One of the issues in our field is that funding covers the most likely areas where you can find stuff, but there are areas where it's less likely and that they don't want to spend money on, and that's where we spend our time. We search those areas for things. The last near-Earth asteroid that was in the news was discovered by an amateur astronomer. It's definitely the same sort of thing.

We work, as I said, in conjunction with our local naturalists to help them monitor the sky, because the misuse of artificial light at night interferes with migratory patterns and ends up causing a lot of birds to die every year, so we're very concerned about that and happy to help them.

11:25 a.m.

Liberal

Lena Metlege Diab Liberal Halifax West, NS

Thank you.

With the time remaining, I have a quick question for you, Mr. Wood.

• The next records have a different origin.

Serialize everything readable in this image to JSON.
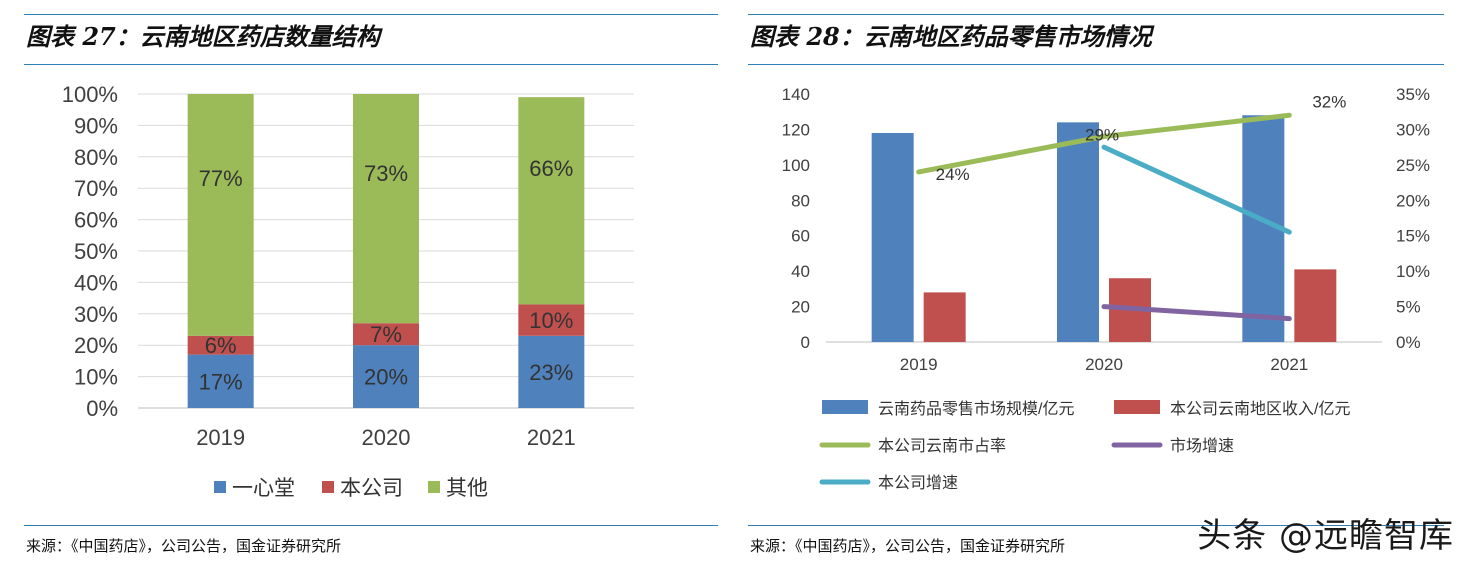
{
  "left": {
    "title": "图表 27：云南地区药店数量结构",
    "source": "来源：《中国药店》，公司公告，国金证券研究所"
  },
  "right": {
    "title": "图表 28：云南地区药品零售市场情况",
    "source": "来源：《中国药店》，公司公告，国金证券研究所"
  },
  "watermark": "头条 @远瞻智库",
  "colors": {
    "blue": "#4f81bd",
    "red": "#c0504d",
    "green": "#9bbb59",
    "purple": "#8064a2",
    "cyan": "#4bacc6",
    "rule": "#2f7fb7"
  },
  "chart_data": [
    {
      "type": "bar",
      "stacked": true,
      "categories": [
        "2019",
        "2020",
        "2021"
      ],
      "series": [
        {
          "name": "一心堂",
          "values": [
            17,
            20,
            23
          ],
          "labels": [
            "17%",
            "20%",
            "23%"
          ]
        },
        {
          "name": "本公司",
          "values": [
            6,
            7,
            10
          ],
          "labels": [
            "6%",
            "7%",
            "10%"
          ]
        },
        {
          "name": "其他",
          "values": [
            77,
            73,
            66
          ],
          "labels": [
            "77%",
            "73%",
            "66%"
          ]
        }
      ],
      "ylim": [
        0,
        100
      ],
      "yticks": [
        "0%",
        "10%",
        "20%",
        "30%",
        "40%",
        "50%",
        "60%",
        "70%",
        "80%",
        "90%",
        "100%"
      ],
      "grid": true,
      "legend": "bottom"
    },
    {
      "type": "bar",
      "categories": [
        "2019",
        "2020",
        "2021"
      ],
      "bar_series": [
        {
          "name": "云南药品零售市场规模/亿元",
          "values": [
            118,
            124,
            128
          ]
        },
        {
          "name": "本公司云南地区收入/亿元",
          "values": [
            28,
            36,
            41
          ]
        }
      ],
      "line_series": [
        {
          "name": "本公司云南市占率",
          "values": [
            24,
            29,
            32
          ],
          "labels": [
            "24%",
            "29%",
            "32%"
          ],
          "axis": "right"
        },
        {
          "name": "市场增速",
          "values": [
            null,
            5,
            3.3
          ],
          "axis": "right"
        },
        {
          "name": "本公司增速",
          "values": [
            null,
            27.5,
            15.5
          ],
          "axis": "right"
        }
      ],
      "ylim_left": [
        0,
        140
      ],
      "yticks_left": [
        "0",
        "20",
        "40",
        "60",
        "80",
        "100",
        "120",
        "140"
      ],
      "ylim_right": [
        0,
        35
      ],
      "yticks_right": [
        "0%",
        "5%",
        "10%",
        "15%",
        "20%",
        "25%",
        "30%",
        "35%"
      ],
      "grid": false,
      "legend": "bottom"
    }
  ]
}
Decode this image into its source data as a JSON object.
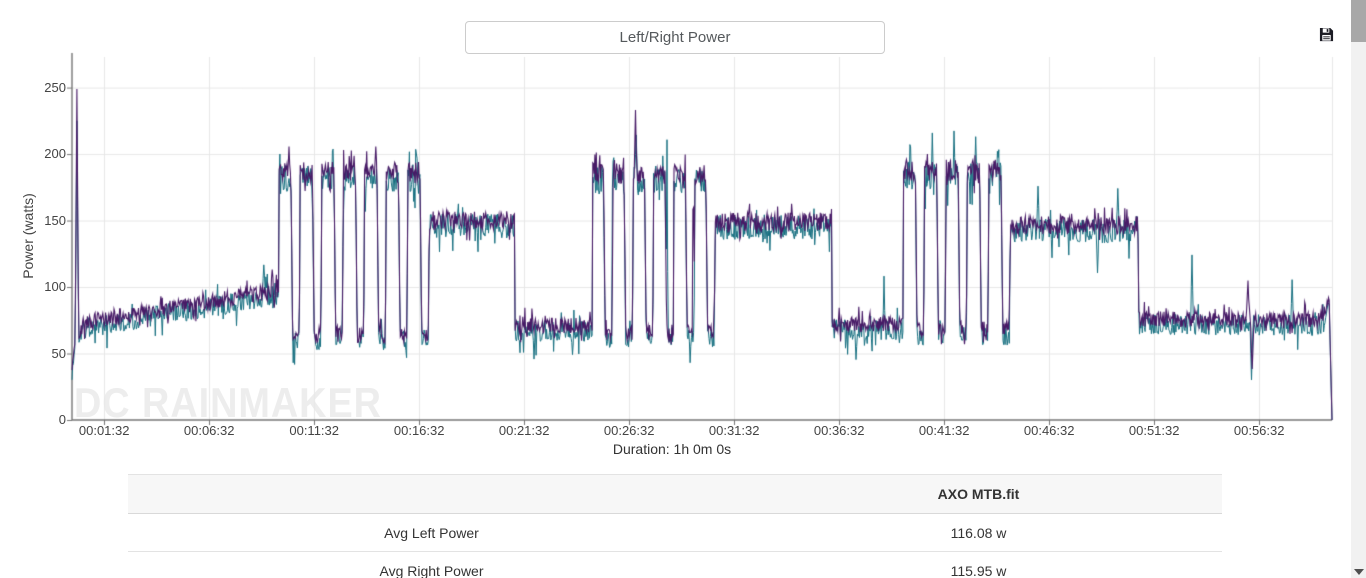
{
  "header": {
    "title": "Left/Right Power"
  },
  "watermark": "DC RAINMAKER",
  "chart_data": {
    "type": "line",
    "title": "Left/Right Power",
    "xlabel": "Duration: 1h 0m 0s",
    "ylabel": "Power (watts)",
    "xlim_seconds": [
      0,
      3600
    ],
    "ylim": [
      0,
      273
    ],
    "y_ticks": [
      0,
      50,
      100,
      150,
      200,
      250
    ],
    "x_ticks": [
      {
        "t": 92,
        "label": "00:01:32"
      },
      {
        "t": 392,
        "label": "00:06:32"
      },
      {
        "t": 692,
        "label": "00:11:32"
      },
      {
        "t": 992,
        "label": "00:16:32"
      },
      {
        "t": 1292,
        "label": "00:21:32"
      },
      {
        "t": 1592,
        "label": "00:26:32"
      },
      {
        "t": 1892,
        "label": "00:31:32"
      },
      {
        "t": 2192,
        "label": "00:36:32"
      },
      {
        "t": 2492,
        "label": "00:41:32"
      },
      {
        "t": 2792,
        "label": "00:46:32"
      },
      {
        "t": 3092,
        "label": "00:51:32"
      },
      {
        "t": 3392,
        "label": "00:56:32"
      }
    ],
    "grid": true,
    "legend_position": "none",
    "sample_step_seconds": 2,
    "right_offset": -3,
    "series": [
      {
        "name": "Left Power",
        "color": "#471a66",
        "avg_watts": 116.08
      },
      {
        "name": "Right Power",
        "color": "#156e7f",
        "avg_watts": 115.95
      }
    ],
    "segments": [
      {
        "t0": 0,
        "t1": 10,
        "v0": 38,
        "v1": 62,
        "noise": 5
      },
      {
        "t0": 10,
        "t1": 30,
        "v0": 62,
        "v1": 70,
        "noise": 5
      },
      {
        "t0": 30,
        "t1": 555,
        "v0": 73,
        "v1": 96,
        "noise": 6
      },
      {
        "t0": 555,
        "t1": 590,
        "v0": 96,
        "v1": 101,
        "noise": 8
      },
      {
        "type": "intervals",
        "t0": 590,
        "t1": 1020,
        "count": 7,
        "on": 186,
        "off": 64,
        "duty": 0.62,
        "noise_on": 8,
        "noise_off": 6
      },
      {
        "t0": 1020,
        "t1": 1265,
        "v0": 150,
        "v1": 150,
        "noise": 7
      },
      {
        "t0": 1265,
        "t1": 1486,
        "v0": 71,
        "v1": 71,
        "noise": 6
      },
      {
        "type": "intervals",
        "t0": 1486,
        "t1": 1837,
        "count": 6,
        "on": 185,
        "off": 66,
        "duty": 0.6,
        "noise_on": 8,
        "noise_off": 6
      },
      {
        "t0": 1837,
        "t1": 2170,
        "v0": 149,
        "v1": 149,
        "noise": 7
      },
      {
        "t0": 2170,
        "t1": 2374,
        "v0": 72,
        "v1": 72,
        "noise": 6
      },
      {
        "type": "intervals",
        "t0": 2374,
        "t1": 2680,
        "count": 5,
        "on": 188,
        "off": 68,
        "duty": 0.62,
        "noise_on": 8,
        "noise_off": 6
      },
      {
        "t0": 2680,
        "t1": 3046,
        "v0": 147,
        "v1": 146,
        "noise": 7
      },
      {
        "t0": 3046,
        "t1": 3576,
        "v0": 76,
        "v1": 75,
        "noise": 6
      },
      {
        "t0": 3576,
        "t1": 3592,
        "v0": 80,
        "v1": 90,
        "noise": 5
      },
      {
        "t0": 3592,
        "t1": 3600,
        "v0": 90,
        "v1": 0,
        "noise": 2
      }
    ],
    "events": [
      {
        "t": 14,
        "v": 249,
        "w": 10,
        "s": "both"
      },
      {
        "t": 548,
        "v": 118,
        "w": 8,
        "s": "right"
      },
      {
        "t": 572,
        "v": 113,
        "w": 8,
        "s": "left"
      },
      {
        "t": 620,
        "v": 207,
        "w": 6,
        "s": "left"
      },
      {
        "t": 745,
        "v": 210,
        "w": 6,
        "s": "right"
      },
      {
        "t": 868,
        "v": 206,
        "w": 6,
        "s": "left"
      },
      {
        "t": 985,
        "v": 208,
        "w": 6,
        "s": "right"
      },
      {
        "t": 1320,
        "v": 48,
        "w": 8,
        "s": "right"
      },
      {
        "t": 1430,
        "v": 50,
        "w": 8,
        "s": "right"
      },
      {
        "t": 1545,
        "v": 206,
        "w": 6,
        "s": "right"
      },
      {
        "t": 1610,
        "v": 233,
        "w": 8,
        "s": "left"
      },
      {
        "t": 1612,
        "v": 214,
        "w": 8,
        "s": "right"
      },
      {
        "t": 1700,
        "v": 209,
        "w": 6,
        "s": "right"
      },
      {
        "t": 1775,
        "v": 207,
        "w": 6,
        "s": "left"
      },
      {
        "t": 2240,
        "v": 45,
        "w": 8,
        "s": "right"
      },
      {
        "t": 2320,
        "v": 108,
        "w": 6,
        "s": "right"
      },
      {
        "t": 2395,
        "v": 216,
        "w": 6,
        "s": "right"
      },
      {
        "t": 2458,
        "v": 214,
        "w": 6,
        "s": "right"
      },
      {
        "t": 2520,
        "v": 219,
        "w": 6,
        "s": "right"
      },
      {
        "t": 2582,
        "v": 215,
        "w": 6,
        "s": "right"
      },
      {
        "t": 2645,
        "v": 211,
        "w": 6,
        "s": "right"
      },
      {
        "t": 2760,
        "v": 176,
        "w": 8,
        "s": "right"
      },
      {
        "t": 2930,
        "v": 113,
        "w": 8,
        "s": "right"
      },
      {
        "t": 2988,
        "v": 172,
        "w": 8,
        "s": "right"
      },
      {
        "t": 3200,
        "v": 126,
        "w": 8,
        "s": "right"
      },
      {
        "t": 3360,
        "v": 104,
        "w": 10,
        "s": "left"
      },
      {
        "t": 3372,
        "v": 38,
        "w": 10,
        "s": "left"
      },
      {
        "t": 3370,
        "v": 32,
        "w": 8,
        "s": "right"
      },
      {
        "t": 3486,
        "v": 108,
        "w": 8,
        "s": "right"
      }
    ]
  },
  "table": {
    "file_header": "AXO MTB.fit",
    "rows": [
      {
        "label": "Avg Left Power",
        "value": "116.08 w"
      },
      {
        "label": "Avg Right Power",
        "value": "115.95 w"
      }
    ]
  }
}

We've heard from previous witnesses who suggest that increasing knowledge of scientific methods, being able to question the integrity of the data, helps combat misinformation, in fact. You were talking a little bit about that earlier. What are your thoughts on this, and do you have examples—and I think you were just sharing about the bird community—of how your own work with community engagement in science has helped against misinformation?

11:30 a.m.

Director of eBird, Cornell Lab of Ornithology

Christopher Wood

I think that's one of the excellent things about citizen science, and there's a continuum of types of citizen science. Overall, eBird is basically a framework that allows people to develop their own research questions. One of the things that can happen is that you can move into this space that's often called community-based science, where you pair a scientist with a community that has very specific questions. What we've seen is that this allows them to start questioning and asking things about their place. A good example of this is that there are various ejidos in Mexico that are interested in being able to certify their forests by the presence of the birds that are there. If there are certain birds there, then the forest can be certified by CONABIO, a regulatory group in Mexico.

The process of their actively understanding this and going out and seeing the bird connects the management action with the impact, and it allows them to see things that otherwise they wouldn't have seen.

11:30 a.m.

Conservative

The Vice-Chair Conservative Corey Tochor

Thank you, Mr. Wood.

11:30 a.m.

Liberal

Lena Metlege Diab Liberal Halifax West, NS

Looking at the chair....

I was going to cede the remainder of my time to Mr. Cannings because I see how elated you are. You're very happy.

11:30 a.m.

Conservative

The Vice-Chair Conservative Corey Tochor

You're a minute over already, so you'll take a minute off Mr. Cannings' time.